The term for "sexual immorality" in verse 9 is a very expressive word, "porneia." It refers to every kind of sexual perversion, from adultery (relations between a married person and one not his mate) to fornication (relations between those not married) to homosexuality, incest and . All of these fall under the broad category of "porneia," and meet Jesus' criteria as a defilement of the home that frees the innocent to put away and marry again.
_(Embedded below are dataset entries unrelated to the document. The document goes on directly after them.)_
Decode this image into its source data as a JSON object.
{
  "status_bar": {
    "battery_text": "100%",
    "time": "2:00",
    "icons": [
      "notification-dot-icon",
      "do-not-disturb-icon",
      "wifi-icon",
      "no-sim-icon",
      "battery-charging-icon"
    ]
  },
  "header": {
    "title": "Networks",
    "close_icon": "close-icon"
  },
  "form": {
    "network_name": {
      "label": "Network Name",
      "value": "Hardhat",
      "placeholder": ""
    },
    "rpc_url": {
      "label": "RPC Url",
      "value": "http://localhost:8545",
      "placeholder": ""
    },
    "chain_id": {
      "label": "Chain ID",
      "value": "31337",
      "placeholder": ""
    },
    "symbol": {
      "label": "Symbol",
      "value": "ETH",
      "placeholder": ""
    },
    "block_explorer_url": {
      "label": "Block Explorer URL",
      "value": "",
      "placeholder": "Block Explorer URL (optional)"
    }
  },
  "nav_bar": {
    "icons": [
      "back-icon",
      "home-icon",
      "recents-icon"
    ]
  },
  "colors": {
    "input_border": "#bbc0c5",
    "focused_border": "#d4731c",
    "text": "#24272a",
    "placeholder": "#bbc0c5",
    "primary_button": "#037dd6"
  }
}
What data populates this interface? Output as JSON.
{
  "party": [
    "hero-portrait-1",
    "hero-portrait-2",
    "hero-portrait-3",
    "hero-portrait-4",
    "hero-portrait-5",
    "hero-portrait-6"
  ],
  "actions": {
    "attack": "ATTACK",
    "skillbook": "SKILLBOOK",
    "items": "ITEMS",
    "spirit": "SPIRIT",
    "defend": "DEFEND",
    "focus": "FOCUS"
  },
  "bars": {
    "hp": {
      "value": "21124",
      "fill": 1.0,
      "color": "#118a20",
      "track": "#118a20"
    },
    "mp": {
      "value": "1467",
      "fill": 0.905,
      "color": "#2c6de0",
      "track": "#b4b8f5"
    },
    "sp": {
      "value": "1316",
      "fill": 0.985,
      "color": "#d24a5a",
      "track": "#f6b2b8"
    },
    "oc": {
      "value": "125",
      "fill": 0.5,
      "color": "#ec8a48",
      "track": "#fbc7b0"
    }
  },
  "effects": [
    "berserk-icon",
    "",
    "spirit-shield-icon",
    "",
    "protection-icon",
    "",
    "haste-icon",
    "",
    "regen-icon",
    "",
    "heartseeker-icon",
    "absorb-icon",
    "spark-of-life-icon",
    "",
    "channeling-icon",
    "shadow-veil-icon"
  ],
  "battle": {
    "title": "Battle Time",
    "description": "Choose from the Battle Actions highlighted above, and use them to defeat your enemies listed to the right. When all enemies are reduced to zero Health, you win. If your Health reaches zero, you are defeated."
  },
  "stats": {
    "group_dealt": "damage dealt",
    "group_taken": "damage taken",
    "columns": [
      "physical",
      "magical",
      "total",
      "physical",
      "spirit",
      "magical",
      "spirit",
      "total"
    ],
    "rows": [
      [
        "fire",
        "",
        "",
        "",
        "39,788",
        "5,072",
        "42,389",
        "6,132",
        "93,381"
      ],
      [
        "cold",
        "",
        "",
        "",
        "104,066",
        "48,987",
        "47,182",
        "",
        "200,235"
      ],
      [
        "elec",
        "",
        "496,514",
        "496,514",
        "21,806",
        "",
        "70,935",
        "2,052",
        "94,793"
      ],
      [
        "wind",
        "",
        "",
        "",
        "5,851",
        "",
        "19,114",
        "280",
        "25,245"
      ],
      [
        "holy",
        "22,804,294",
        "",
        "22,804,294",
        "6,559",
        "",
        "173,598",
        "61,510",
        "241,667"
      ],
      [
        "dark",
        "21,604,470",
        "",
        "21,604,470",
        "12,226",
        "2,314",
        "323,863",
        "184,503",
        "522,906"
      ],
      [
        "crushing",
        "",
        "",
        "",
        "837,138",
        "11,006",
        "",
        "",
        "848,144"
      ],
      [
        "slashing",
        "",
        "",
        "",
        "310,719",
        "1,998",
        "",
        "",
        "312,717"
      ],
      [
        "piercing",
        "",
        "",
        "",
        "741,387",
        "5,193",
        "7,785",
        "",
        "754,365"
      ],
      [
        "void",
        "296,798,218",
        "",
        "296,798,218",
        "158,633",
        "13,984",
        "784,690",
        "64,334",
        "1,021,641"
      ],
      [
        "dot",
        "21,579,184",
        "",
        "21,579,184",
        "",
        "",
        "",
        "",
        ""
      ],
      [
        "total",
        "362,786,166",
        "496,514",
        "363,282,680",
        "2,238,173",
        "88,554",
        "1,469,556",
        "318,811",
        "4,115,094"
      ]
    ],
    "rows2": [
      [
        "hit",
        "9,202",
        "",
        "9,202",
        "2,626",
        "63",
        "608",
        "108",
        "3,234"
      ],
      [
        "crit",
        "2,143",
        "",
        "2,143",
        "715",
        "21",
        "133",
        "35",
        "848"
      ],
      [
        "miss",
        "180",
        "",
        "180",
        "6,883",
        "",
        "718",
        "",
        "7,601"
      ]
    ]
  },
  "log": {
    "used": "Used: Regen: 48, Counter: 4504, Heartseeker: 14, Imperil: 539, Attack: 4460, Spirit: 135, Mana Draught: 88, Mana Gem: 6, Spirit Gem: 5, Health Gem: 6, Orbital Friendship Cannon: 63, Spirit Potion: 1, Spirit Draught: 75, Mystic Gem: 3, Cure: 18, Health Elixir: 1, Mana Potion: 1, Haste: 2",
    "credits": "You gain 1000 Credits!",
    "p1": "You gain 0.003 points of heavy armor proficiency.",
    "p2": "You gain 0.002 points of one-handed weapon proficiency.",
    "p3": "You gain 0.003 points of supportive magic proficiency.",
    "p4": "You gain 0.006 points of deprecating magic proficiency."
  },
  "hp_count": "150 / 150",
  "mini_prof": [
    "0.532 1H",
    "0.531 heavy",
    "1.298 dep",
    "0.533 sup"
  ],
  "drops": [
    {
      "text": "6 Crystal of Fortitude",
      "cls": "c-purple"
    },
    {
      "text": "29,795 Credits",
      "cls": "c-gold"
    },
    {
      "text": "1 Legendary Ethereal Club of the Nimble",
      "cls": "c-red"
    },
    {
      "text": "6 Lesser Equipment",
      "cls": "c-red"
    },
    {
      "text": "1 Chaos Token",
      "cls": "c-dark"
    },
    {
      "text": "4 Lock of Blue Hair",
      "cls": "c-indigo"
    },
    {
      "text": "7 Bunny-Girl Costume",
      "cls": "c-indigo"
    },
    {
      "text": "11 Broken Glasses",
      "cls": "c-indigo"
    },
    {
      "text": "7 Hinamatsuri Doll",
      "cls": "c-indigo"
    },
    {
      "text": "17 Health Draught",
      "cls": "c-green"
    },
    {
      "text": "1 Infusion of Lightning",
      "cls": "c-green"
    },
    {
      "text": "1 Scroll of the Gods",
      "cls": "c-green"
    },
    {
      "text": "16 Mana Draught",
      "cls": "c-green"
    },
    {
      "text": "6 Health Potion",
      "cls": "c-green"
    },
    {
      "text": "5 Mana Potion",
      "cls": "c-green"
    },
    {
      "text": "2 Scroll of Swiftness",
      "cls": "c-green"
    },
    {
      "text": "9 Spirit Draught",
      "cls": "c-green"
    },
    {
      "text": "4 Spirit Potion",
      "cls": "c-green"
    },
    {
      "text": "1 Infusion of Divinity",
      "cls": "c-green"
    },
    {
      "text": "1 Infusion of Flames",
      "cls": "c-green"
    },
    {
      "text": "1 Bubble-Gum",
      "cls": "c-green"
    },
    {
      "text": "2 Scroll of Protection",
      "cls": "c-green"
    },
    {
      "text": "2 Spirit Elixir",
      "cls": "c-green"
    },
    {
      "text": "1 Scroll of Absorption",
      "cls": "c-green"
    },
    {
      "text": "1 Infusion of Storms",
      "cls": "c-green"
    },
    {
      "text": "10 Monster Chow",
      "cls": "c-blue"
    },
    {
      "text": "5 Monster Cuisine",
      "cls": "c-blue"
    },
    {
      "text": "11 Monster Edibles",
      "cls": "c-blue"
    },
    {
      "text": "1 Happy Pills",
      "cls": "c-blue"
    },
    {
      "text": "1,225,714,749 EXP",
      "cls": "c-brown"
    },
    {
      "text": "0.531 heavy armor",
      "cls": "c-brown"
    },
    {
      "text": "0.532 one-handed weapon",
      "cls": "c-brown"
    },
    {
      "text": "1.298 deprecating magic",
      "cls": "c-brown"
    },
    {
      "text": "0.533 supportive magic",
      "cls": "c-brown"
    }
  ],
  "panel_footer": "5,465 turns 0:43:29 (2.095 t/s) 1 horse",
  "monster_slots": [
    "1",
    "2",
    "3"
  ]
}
Jesus' language is not difficult to understand. The force of the expression "except for" can easily be seen by illustration. Basketball rules might read, "Whoever shoots a basketball, except it misses the hoop, scores two points." That's not so complicated, is it? The terminology here has the force of "if and only if." To continue our illustration, "If and only if your shot misses the hoop you do not score two points." Or, as Jesus says, "If and only if you put your wife away for sexual immorality and marry another, you do not commit adultery." Christ's law contains a blanket rule (remarriage after divorce is adultery), and one exception to that blanket rule (remarriage is not adultery if one divorces for sexual immorality). Christ's law also contains a blanket rule for marrying the one who has been "put away:" it is adultery. Notice that there is no exception given for marrying the divorced. One who puts away and remarries commits adultery, unless he put away for sexual immorality. One who was put away commits adultery when remarrying.
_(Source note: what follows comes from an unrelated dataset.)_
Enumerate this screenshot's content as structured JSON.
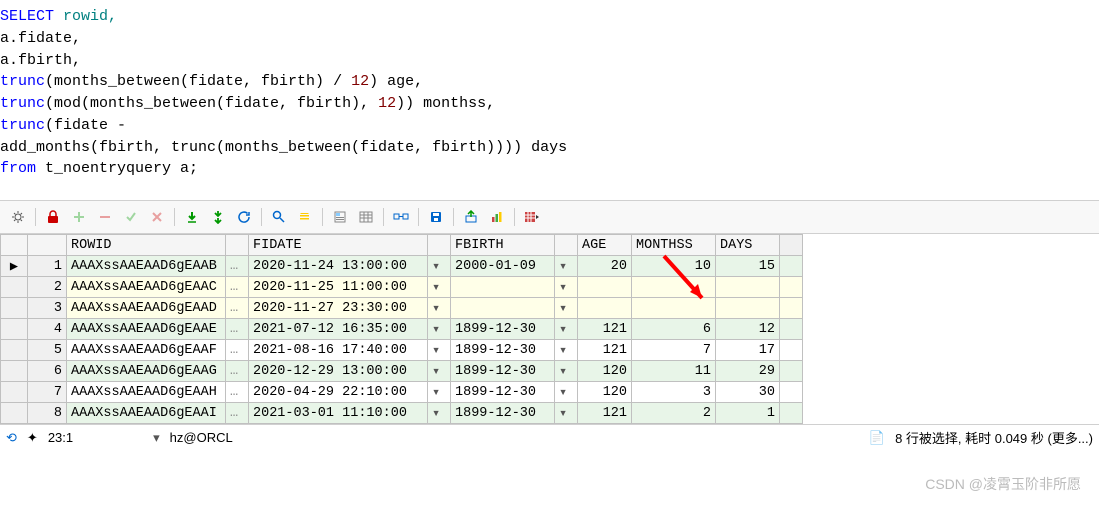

We freely acknowledge this may lead to some difficult, or even unfair, situations. A man may go to prison for life. His wife will be lonely. Can she divorce him and marry another? A woman may become sick, and lay for months or years in a hospital. Can her husband put her away and get a new wife? Emotionally wrenching situations that appeal to human feelings and conceptions of fairness do not change Christ's clear law in Matthew 19. Along this line it is good to note the disciples' reaction to Jesus' law: "If such is the case of the man with his wife, it is better not to marry" (v. 10). Evidently they understood that this was a challenging saying, radically altering conventional thought on marriage. We would do well to use the disciples' words as a quick test for the many teachings on divorce and remarriage today. If it is so that Jesus meant people could divorce and remarry at will, why did the disciples react so? Why did the disciples admit such difficulty with Christ's law if one need only say "I repent of breaking a covenant" (as some would redefine adultery to mean) and then marry again? If Matthew 19:9 means the sexually immoral can marry again after being put away for their great sin why does verse 10 say what it does? Let us not be deceived by those who would soften the force of the Master's words. His disciples got the point, and so must we, if we will only open our hearts to His powerful, "from the beginning" teaching.